The general consensus is that Phil Emery wouldn’t pull the plug on the Trestman/Cutler experiment after only two seasons together, this 2013 debacle be damned and the obstacle of unloading Cutler’s contract. But if Emery wants to remain credible and take ownership of his decisions, and possibly preserve his own job, he has to face the fact that this current plan may eventually have to end up in the trash heap sooner than later. These final four games may be just the proof that Emery needs to solidify his decision.

Run the damn football!

Eight rushing attempts. EIGHT. I wasn’t sure it was even possible throughout the course of an entire game to only run the ball eight times, but Trestman found a way last Thursday against Detroit. What’s even more confusing is this all coming on the heels of repeated statements from Trestman that the offense was going to work hard on maintaining an acceptable level of run/pass balance since the bye week.  Worse than that now is running back Matt Forte is becoming increasingly frustrated with the game plans and play-calling, and understandably so. Said Forte on Monday:

It’s of the utmost importance, especially if we’re playing outside with the weather and stuff. You can’t just sit back there and throw 50 passes a game and expect to win. [Against Detroit], the front four were pinning their ears back. They didn’t have anything to do but pass rush. They’re not respecting the run, and then if you play fake, they’re not going to take the play fake because you haven’t been running the ball. It’s a big part of the play-action game, to keep the defense off of keying on exactly what to do, whether it’s pass rush or trying to stop the run.

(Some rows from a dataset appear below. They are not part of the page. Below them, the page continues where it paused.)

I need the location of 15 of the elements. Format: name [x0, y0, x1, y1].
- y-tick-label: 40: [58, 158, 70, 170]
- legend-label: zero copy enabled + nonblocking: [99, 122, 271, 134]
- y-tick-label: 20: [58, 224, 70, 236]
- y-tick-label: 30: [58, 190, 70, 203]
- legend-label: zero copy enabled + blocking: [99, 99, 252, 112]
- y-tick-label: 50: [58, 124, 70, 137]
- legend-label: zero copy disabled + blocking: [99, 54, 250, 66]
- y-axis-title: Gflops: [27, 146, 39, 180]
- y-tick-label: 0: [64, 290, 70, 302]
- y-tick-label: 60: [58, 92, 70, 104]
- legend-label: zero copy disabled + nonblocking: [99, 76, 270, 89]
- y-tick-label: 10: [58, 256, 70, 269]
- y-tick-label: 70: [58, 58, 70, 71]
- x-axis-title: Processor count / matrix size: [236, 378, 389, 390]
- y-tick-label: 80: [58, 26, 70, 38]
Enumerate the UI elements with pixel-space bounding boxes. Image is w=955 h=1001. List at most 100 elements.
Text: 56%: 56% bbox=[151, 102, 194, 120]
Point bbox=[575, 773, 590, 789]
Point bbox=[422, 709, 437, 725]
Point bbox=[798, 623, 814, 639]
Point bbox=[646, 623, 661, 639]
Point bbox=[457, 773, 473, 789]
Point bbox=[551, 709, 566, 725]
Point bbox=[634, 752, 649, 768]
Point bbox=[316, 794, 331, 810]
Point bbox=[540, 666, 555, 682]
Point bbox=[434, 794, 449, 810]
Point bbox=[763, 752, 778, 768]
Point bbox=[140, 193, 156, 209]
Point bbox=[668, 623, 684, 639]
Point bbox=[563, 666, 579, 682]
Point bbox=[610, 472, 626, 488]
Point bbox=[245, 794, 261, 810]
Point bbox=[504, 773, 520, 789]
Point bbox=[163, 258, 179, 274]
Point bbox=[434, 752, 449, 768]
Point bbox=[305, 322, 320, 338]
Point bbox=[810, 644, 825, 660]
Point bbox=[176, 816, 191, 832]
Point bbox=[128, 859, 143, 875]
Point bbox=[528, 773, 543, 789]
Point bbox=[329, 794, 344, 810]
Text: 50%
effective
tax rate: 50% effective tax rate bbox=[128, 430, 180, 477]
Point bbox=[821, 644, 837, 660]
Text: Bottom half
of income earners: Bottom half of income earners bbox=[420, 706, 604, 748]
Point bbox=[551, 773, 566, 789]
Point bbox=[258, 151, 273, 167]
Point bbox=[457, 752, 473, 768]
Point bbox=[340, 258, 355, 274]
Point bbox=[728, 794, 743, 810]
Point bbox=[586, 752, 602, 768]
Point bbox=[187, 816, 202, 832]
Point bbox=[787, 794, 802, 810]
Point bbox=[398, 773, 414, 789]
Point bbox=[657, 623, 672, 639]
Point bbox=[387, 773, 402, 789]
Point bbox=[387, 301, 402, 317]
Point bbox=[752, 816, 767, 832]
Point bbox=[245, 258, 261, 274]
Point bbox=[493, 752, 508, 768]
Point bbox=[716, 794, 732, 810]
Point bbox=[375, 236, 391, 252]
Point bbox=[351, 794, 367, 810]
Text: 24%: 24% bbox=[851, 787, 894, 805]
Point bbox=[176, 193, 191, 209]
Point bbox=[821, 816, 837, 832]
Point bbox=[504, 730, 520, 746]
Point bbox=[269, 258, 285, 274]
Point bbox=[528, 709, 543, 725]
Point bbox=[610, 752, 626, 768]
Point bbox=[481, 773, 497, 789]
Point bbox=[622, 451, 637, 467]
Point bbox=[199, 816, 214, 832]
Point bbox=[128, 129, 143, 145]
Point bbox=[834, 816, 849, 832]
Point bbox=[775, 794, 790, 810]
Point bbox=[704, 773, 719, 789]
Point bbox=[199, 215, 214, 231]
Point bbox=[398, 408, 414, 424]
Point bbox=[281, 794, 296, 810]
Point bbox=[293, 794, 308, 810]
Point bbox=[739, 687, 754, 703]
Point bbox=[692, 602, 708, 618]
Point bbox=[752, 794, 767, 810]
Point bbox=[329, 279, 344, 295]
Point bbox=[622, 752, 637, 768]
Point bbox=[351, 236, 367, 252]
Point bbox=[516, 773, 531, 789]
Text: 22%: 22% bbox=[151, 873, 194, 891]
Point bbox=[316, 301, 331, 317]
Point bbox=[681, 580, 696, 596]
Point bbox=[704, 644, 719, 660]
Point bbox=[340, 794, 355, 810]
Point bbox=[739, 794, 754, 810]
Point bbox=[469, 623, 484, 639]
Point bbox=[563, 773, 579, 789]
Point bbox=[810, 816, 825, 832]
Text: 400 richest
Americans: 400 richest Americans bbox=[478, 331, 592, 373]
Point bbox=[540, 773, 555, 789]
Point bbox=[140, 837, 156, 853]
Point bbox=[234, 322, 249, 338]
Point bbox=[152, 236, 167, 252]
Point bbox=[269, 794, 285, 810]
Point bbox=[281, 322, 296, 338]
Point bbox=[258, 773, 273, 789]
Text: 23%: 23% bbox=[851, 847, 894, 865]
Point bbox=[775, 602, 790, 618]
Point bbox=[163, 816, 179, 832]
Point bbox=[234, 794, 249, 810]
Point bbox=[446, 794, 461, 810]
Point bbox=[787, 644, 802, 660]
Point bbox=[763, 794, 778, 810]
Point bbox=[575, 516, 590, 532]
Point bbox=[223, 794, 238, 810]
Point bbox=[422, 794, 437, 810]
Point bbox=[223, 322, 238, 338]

Ouch. That’s not exactly a ringing endorsement for Trestman coming from his most productive player in 2014. With the remaining games being essentially meaningless in terms of playoff contention, the least Trestman can do is prove to Emery that he can run a functional offense, both through game planning and in-game adjustments. All that must start with feeding your best weapon the ball consistently on the ground and taking pressure off of Cutler and the passing game.